Data package containing transcriptomic profiles of IRBIT mutant fruit flies

Data package for transcriptomic profiles IRBIT mutant fruit flies

Sources

  • Experimental data were generated by Armaoutov et al. (2020)
    • Arnaoutov A, Lee H, Plevock Haase K, Aksenova V et al.
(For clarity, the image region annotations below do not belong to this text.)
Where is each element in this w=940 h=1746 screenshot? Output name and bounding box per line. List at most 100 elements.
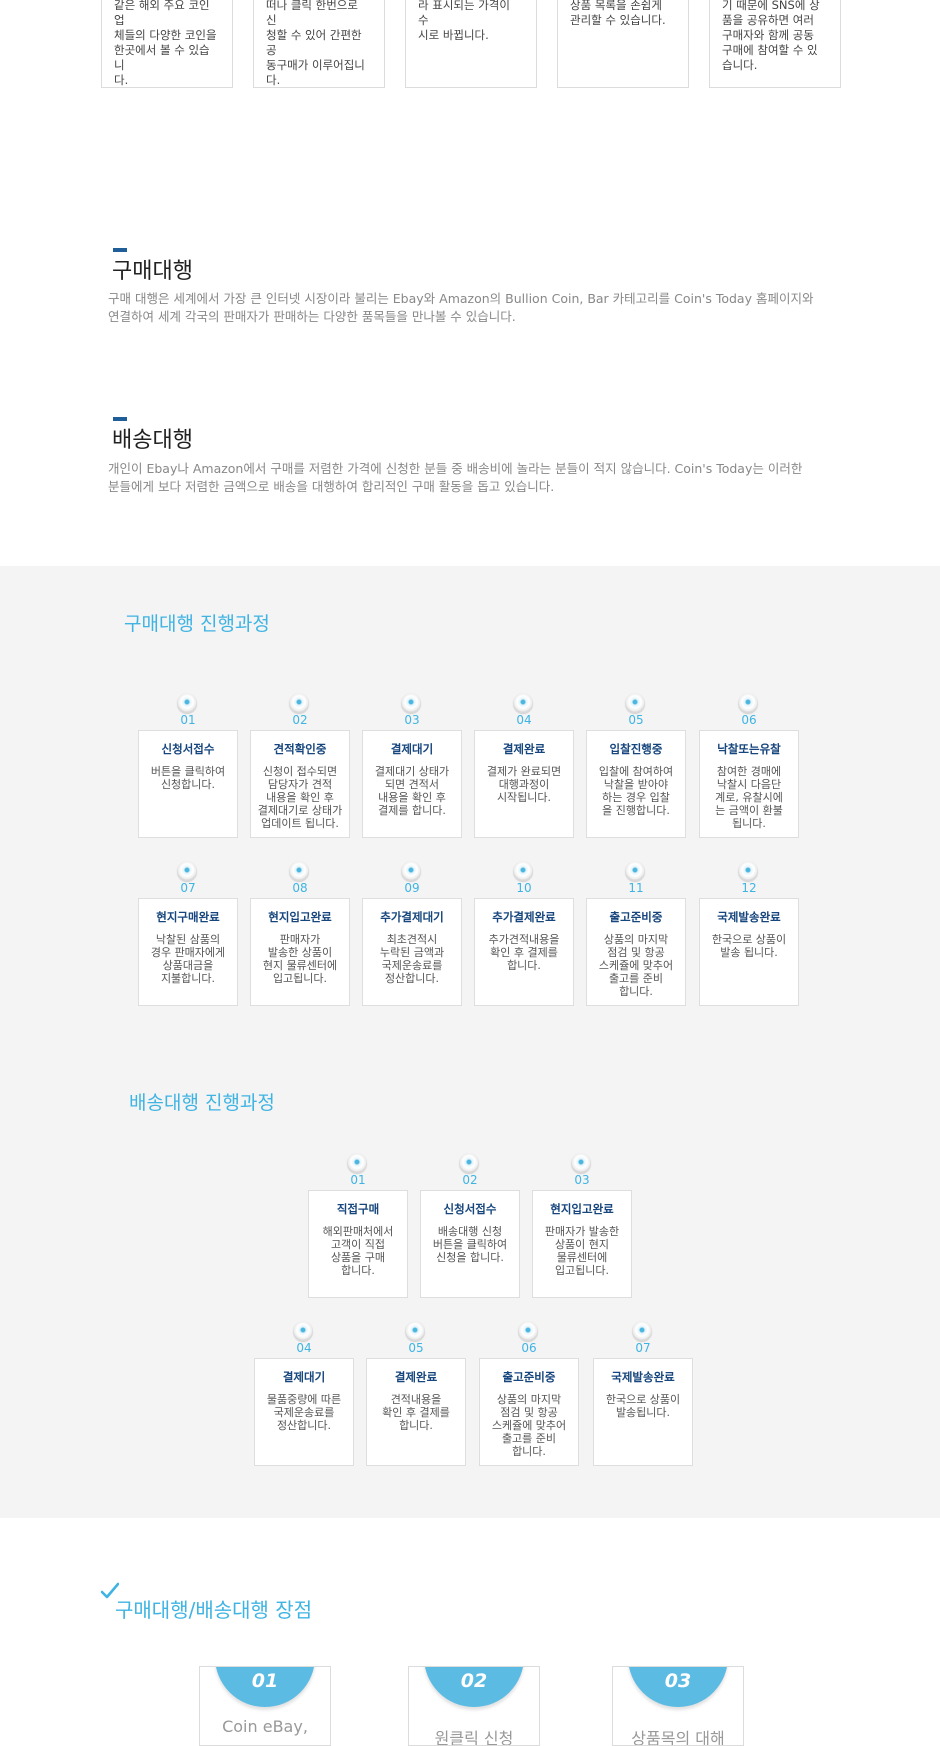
step-marker-icon	[401, 693, 421, 713]
step-title: 현지구매완료	[156, 910, 220, 924]
step-marker-icon	[347, 1153, 367, 1173]
step-description-line: 업데이트 됩니다.	[261, 817, 339, 830]
step-description-line: 됩니다.	[732, 817, 766, 830]
step-description-line: 출고를 준비	[608, 972, 664, 985]
step-description: 최초견적시 누락된 금액과 국제운송료를 정산합니다.	[369, 933, 455, 985]
advantage-number: 03	[664, 1670, 692, 1692]
step-card: 입찰진행중 입찰에 참여하여 낙찰을 받아야 하는 경우 입찰 을 진행합니다.	[586, 730, 686, 838]
feature-card: 라 표시되는 가격이 수 시로 바뀝니다.	[405, 0, 537, 88]
step-description-line: 는 금액이 환불	[715, 804, 783, 817]
step-number: 07	[635, 1341, 651, 1355]
feature-card-text-line: 구매자와 함께 공동	[722, 28, 814, 42]
step-description-line: 시작됩니다.	[496, 791, 552, 804]
step-description-line: 결제가 완료되면	[486, 765, 562, 778]
checkmark-icon	[101, 1582, 119, 1599]
step-description-line: 상품의 마지막	[496, 1393, 562, 1406]
step-description-line: 버튼을 클릭하여	[432, 1238, 508, 1251]
step-description-line: 내용을 확인 후	[266, 791, 334, 804]
step-description: 판매자가 발송한 상품이 현지 물류센터에 입고됩니다.	[257, 933, 343, 985]
step-number: 07	[180, 881, 196, 895]
step-description-line: 상품대금을	[162, 959, 214, 972]
purchase-agency-title: 구매대행	[112, 259, 193, 284]
step-card: 결제대기 결제대기 상태가 되면 견적서 내용을 확인 후 결제를 합니다.	[362, 730, 462, 838]
step-title: 결제완료	[394, 1370, 438, 1384]
step-description-line: 상품의 마지막	[603, 933, 669, 946]
step-description-line: 한국으로 상품이	[605, 1393, 681, 1406]
process-section-background	[0, 566, 940, 1518]
step-title: 신청서접수	[161, 742, 215, 756]
advantage-card: 02 원클릭 신청	[408, 1666, 540, 1746]
step-marker-icon	[518, 1321, 538, 1341]
step-description: 낙찰된 삼품의 경우 판매자에게 상품대금을 지불합니다.	[145, 933, 231, 985]
advantage-number-badge: 02	[424, 1667, 524, 1707]
feature-card-text-line: 청할 수 있어 간편한 공	[266, 28, 362, 57]
step-description-line: 버튼을 클릭하여	[150, 765, 226, 778]
step-title: 견적확인중	[273, 742, 327, 756]
step-description: 신청이 접수되면 담당자가 견적 내용을 확인 후 결제대기로 상태가 업데이트 됩니다…	[257, 765, 343, 830]
feature-card-text-line: 기 때문에 SNS에 상	[722, 0, 820, 12]
step-description-line: 점검 및 항공	[500, 1406, 558, 1419]
step-description-line: 최초견적시	[386, 933, 438, 946]
step-description-line: 발송한 상품이	[267, 946, 333, 959]
section-accent-bar	[113, 248, 127, 252]
step-marker-icon	[513, 861, 533, 881]
step-description-line: 한국으로 상품이	[711, 933, 787, 946]
step-description-line: 고객이 직접	[330, 1238, 386, 1251]
step-description-line: 정산합니다.	[276, 1419, 332, 1432]
feature-card-text-line: 시로 바뀝니다.	[418, 28, 489, 42]
step-description-line: 입찰에 참여하여	[598, 765, 674, 778]
step-marker-icon	[177, 861, 197, 881]
step-description-line: 물류센터에	[556, 1251, 608, 1264]
purchase-agency-description: 구매 대행은 세계에서 가장 큰 인터넷 시장이라 불리는 Ebay와 Amaz…	[108, 291, 814, 324]
feature-card-text-line: 라 표시되는 가격이 수	[418, 0, 510, 27]
feature-card-text-line: 품을 공유하면 여러	[722, 13, 814, 27]
step-title: 현지입고완료	[550, 1202, 614, 1216]
advantage-number-badge: 03	[628, 1667, 728, 1707]
step-card: 신청서접수 배송대행 신청 버튼을 클릭하여 신청을 합니다.	[420, 1190, 520, 1298]
purchase-process-title: 구매대행 진행과정	[124, 613, 270, 635]
feature-card-text-line: 다.	[114, 73, 129, 87]
step-description: 물품중량에 따른 국제운송료를 정산합니다.	[261, 1393, 347, 1432]
feature-card: 기 때문에 SNS에 상 품을 공유하면 여러 구매자와 함께 공동 구매에 참여할 …	[709, 0, 841, 88]
step-description-line: 합니다.	[619, 985, 653, 998]
step-marker-icon	[632, 1321, 652, 1341]
advantage-number: 02	[460, 1670, 488, 1692]
step-description-line: 결제를 합니다.	[378, 804, 446, 817]
step-description-line: 신청을 합니다.	[436, 1251, 504, 1264]
step-description-line: 배송대행 신청	[437, 1225, 503, 1238]
feature-card-text-line: 습니다.	[722, 58, 758, 72]
step-description: 해외판매처에서 고객이 직접 상품을 구매 합니다.	[315, 1225, 401, 1277]
advantage-text: Coin eBay,	[222, 1717, 308, 1736]
step-marker-icon	[401, 861, 421, 881]
step-title: 낙찰또는유찰	[717, 742, 781, 756]
step-number: 01	[180, 713, 196, 727]
step-card: 현지입고완료 판매자가 발송한 상품이 현지 물류센터에 입고됩니다.	[250, 898, 350, 1006]
feature-card-text-line: 다.	[266, 73, 281, 87]
step-description: 상품의 마지막 점검 및 항공 스케쥴에 맞추어 출고를 준비 합니다.	[593, 933, 679, 998]
advantage-number-badge: 01	[215, 1667, 315, 1707]
advantage-card: 03 상품목의 대해	[612, 1666, 744, 1746]
step-description: 추가견적내용을 확인 후 결제를 합니다.	[481, 933, 567, 972]
step-description-line: 결제대기 상태가	[374, 765, 450, 778]
step-description-line: 확인 후 결제를	[490, 946, 558, 959]
step-description-line: 상품을 구매	[330, 1251, 386, 1264]
advantage-number: 01	[251, 1670, 279, 1692]
feature-card-text-line: 떠나 클릭 한번으로 신	[266, 0, 358, 27]
step-number: 01	[350, 1173, 366, 1187]
step-marker-icon	[405, 1321, 425, 1341]
step-title: 출고준비중	[609, 910, 663, 924]
step-marker-icon	[513, 693, 533, 713]
step-title: 입찰진행중	[609, 742, 663, 756]
step-number: 11	[628, 881, 644, 895]
step-description: 참여한 경매에 낙찰시 다음단 계로, 유찰시에 는 금액이 환불 됩니다.	[706, 765, 792, 830]
feature-card-text-line: 같은 해외 주요 코인업	[114, 0, 210, 27]
step-description-line: 입고됩니다.	[554, 1264, 610, 1277]
step-description-line: 내용을 확인 후	[378, 791, 446, 804]
step-description-line: 합니다.	[399, 1419, 433, 1432]
step-description-line: 신청합니다.	[160, 778, 216, 791]
feature-card-text-line: 동구매가 이루어집니	[266, 58, 365, 72]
IRBIT Directs Differentiation of Intestinal Stem Cell Progeny to Maintain Tissue Homeostasis. iScience 2020 Mar 27;23(3):100954. PMID: 32179478
    • GEO data set: GSE109862
  • Processing:
    • Sequencing reads were downloaded from SRA, at PRJNA432208
    • fastq files were check for adapter content, using FASTQC (no adapter sequence was found)
    • Reads were aligned on Drosophila melanogaster genome from Ensembl (Dmel_BDGP6.28) + 92 ERCC sequences, using STAR 2.7.1a, and then quantified by RSEM for abundance levels at gene and transcript levels.

Usage

Install the package, import the library and load the data set

devtools::install_github('ttdtrang/data-rnaseq-DmelIrbit')
library(data.rnaseq.DmelIrbit)
data(dmelirbit.rnaseq.gene)
dim(dmelirbit.rnaseq.gene@assayData$exprs)
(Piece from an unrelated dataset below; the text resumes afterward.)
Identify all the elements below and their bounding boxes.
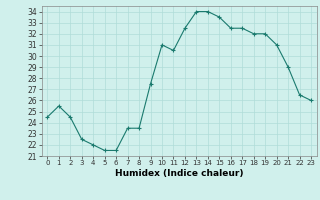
X-axis label: Humidex (Indice chaleur): Humidex (Indice chaleur)	[115, 169, 244, 178]
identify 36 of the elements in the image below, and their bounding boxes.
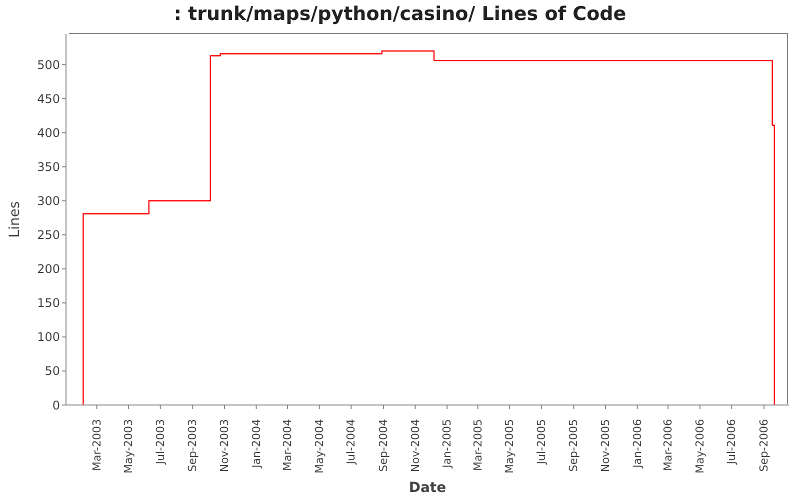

The package includes 2 data sets, one for transcript-level counts/TPM and another for gene-level counts/TPM. Counts are non-integer estimate of expected_count by RSEM.

Steps to re-produce data curation

  1. cd data-raw
  2. Download all necessary raw data files which include
1.2M	data-raw/feature_attrs.rsem.transcripts.tsv
6.2M	data-raw/matrix.gene.expected_count.RDS
6.6M	data-raw/matrix.gene.tpm.RDS
13M	data-raw/matrix.transcripts.expected_count.RDS
11M	data-raw/matrix.transcripts.tpm.RDS
64K	data-raw/PRJNA432208_metadata_cleaned.tsv
48K	data-raw/starLog.final.tsv
  1. Set the environment variable DBDIR to point to the path containing said files
  2. Run the R notebook make-data-package.Rmd to assemble parts into ExpressionSet objects.

You may need to change some code chunk setting from eval=FALSE to eval=TRUE to make sure all chunks would be run. These chunks are disabled by default to avoid overwriting existing data files in the folder.